2008.03 - UDS attended Aladdin conference in Bangkok

UDS, the key partner of Aladdin in Hong Kong was invited by Aladdin to attend the Asia Pacific Partner Conference. The conference was held on March 2008 in Bangkok, Thailand.

Mr Frankie Leung and Mr Frank Yip participated in this conference. During the conference we shared our Aladdin eToken business and technical experience, success storied with Aladdin and its other partners in APAC.

UDS has provided Aladdin eToken solution since 2005. In the past few years, Aladdin eToken solution has been successfully adopted by Hong Kong government, large enterprises and finance institutes.

2008.02 - UDS attended Fortinet APAC conference in Sanya

As the Fortinet Gold Partner in Hong Kong, UDS was invited by Mr. Ken Xie (CEO, Fortinet, Inc) for the Fortinet APAC Partner Conference. The conference was held on Feb 27 to 28th of 2008 at Sanya, Hainan Island, China.

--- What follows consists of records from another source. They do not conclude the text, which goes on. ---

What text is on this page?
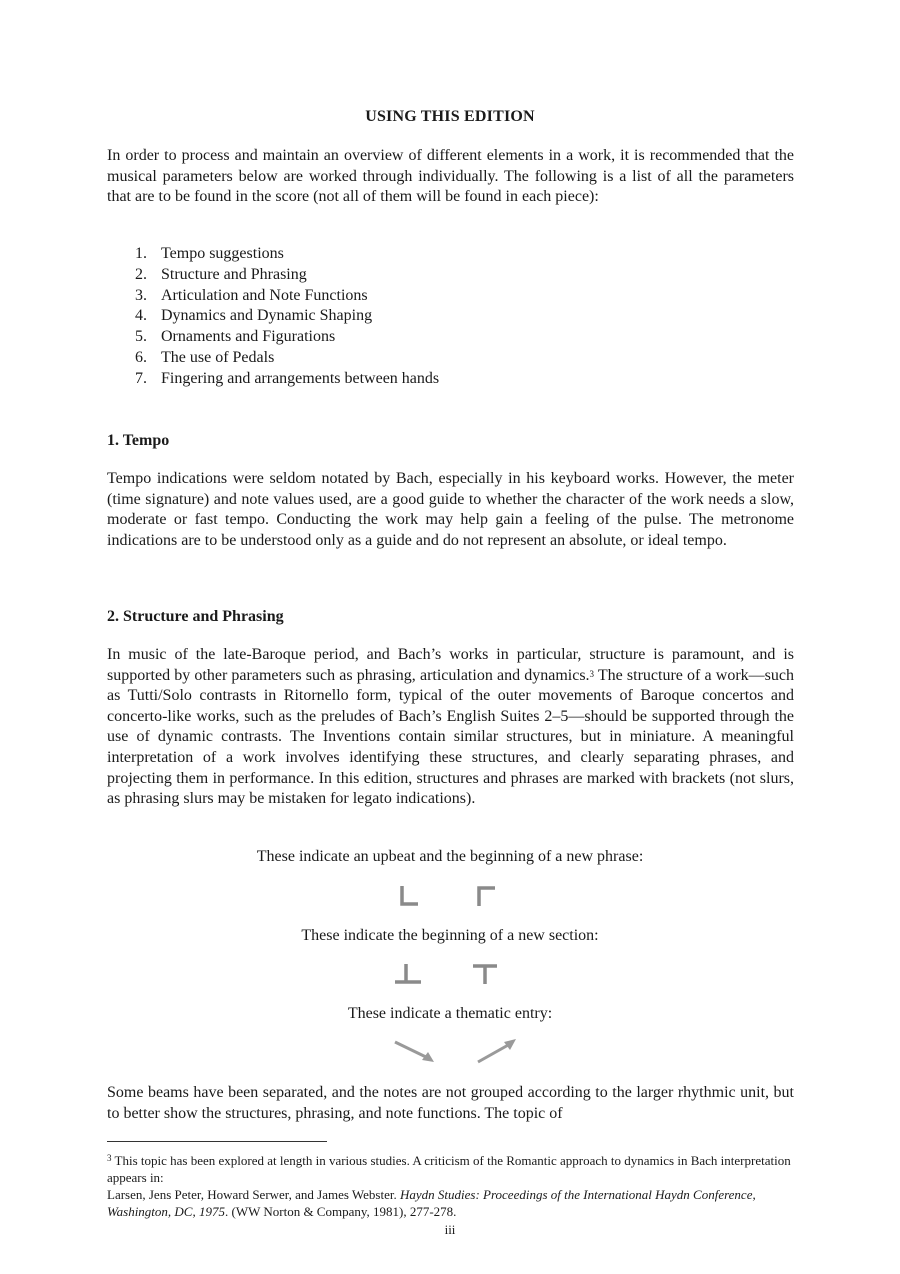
USING THIS EDITION

In order to process and maintain an overview of different elements in a work, it is recommended that the musical parameters below are worked through individually. The following is a list of all the parameters that are to be found in the score (not all of them will be found in each piece):

1. Tempo suggestions
2. Structure and Phrasing
3. Articulation and Note Functions
4. Dynamics and Dynamic Shaping
5. Ornaments and Figurations
6. The use of Pedals
7. Fingering and arrangements between hands
1. Tempo

Tempo indications were seldom notated by Bach, especially in his keyboard works. However, the meter (time signature) and note values used, are a good guide to whether the character of the work needs a slow, moderate or fast tempo. Conducting the work may help gain a feeling of the pulse. The metronome indications are to be understood only as a guide and do not represent an absolute, or ideal tempo.

2. Structure and Phrasing

In music of the late-Baroque period, and Bach’s works in particular, structure is paramount, and is supported by other parameters such as phrasing, articulation and dynamics.$^3$ The structure of a work—such as Tutti/Solo contrasts in Ritornello form, typical of the outer movements of Baroque concertos and concerto-like works, such as the preludes of Bach’s English Suites 2–5—should be supported through the use of dynamic contrasts. The Inventions contain similar structures, but in miniature. A meaningful interpretation of a work involves identifying these structures, and clearly separating phrases, and projecting them in performance. In this edition, structures and phrases are marked with brackets (not slurs, as phrasing slurs may be mistaken for legato indications).

These indicate an upbeat and the beginning of a new phrase:
These indicate the beginning of a new section:
These indicate a thematic entry:

Some beams have been separated, and the notes are not grouped according to the larger rhythmic unit, but to better show the structures, phrasing, and note functions. The topic of

$^3$ This topic has been explored at length in various studies. A criticism of the Romantic approach to dynamics in Bach interpretation appears in:
Larsen, Jens Peter, Howard Serwer, and James Webster. Haydn Studies: Proceedings of the International Haydn Conference, Washington, DC, 1975. (WW Norton & Company, 1981), 277-278.
iii
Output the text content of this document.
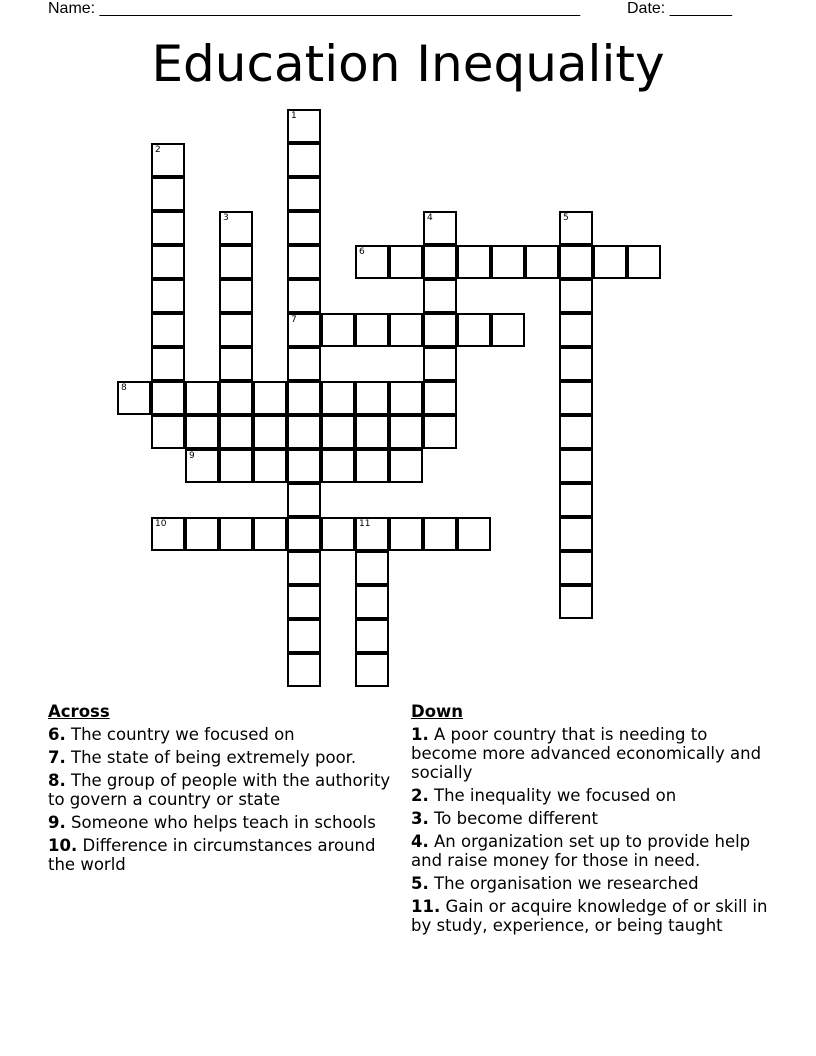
Name: ______________________________________________________	Date: _______
Education Inequality
1
7
2
3	4	5
11
6
8
9
10
Across
6. The country we focused on
7. The state of being extremely poor.
8. The group of people with the authority to govern a country or state
9. Someone who helps teach in schools
10. Difference in circumstances around the world
Down
1. A poor country that is needing to become more advanced economically and socially
2. The inequality we focused on
3. To become different
4. An organization set up to provide help and raise money for those in need.
5. The organisation we researched
11. Gain or acquire knowledge of or skill in by study, experience, or being taught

Mr Vinton Yau (Sales Manager) and Mr Frankie Leung (Business Manager) took part in this event. They met Mr Ken Xie and the other senior management of Fortinet and shared the business experience on selling the UTM appliance in this region. UDS was the only Gold Partner being invited by Fortinet for this event. UDS has provided Fortinet solution since 2002. Our Major customers are Universities, Large Enterprise, Finance Institutes and Telecomm operators.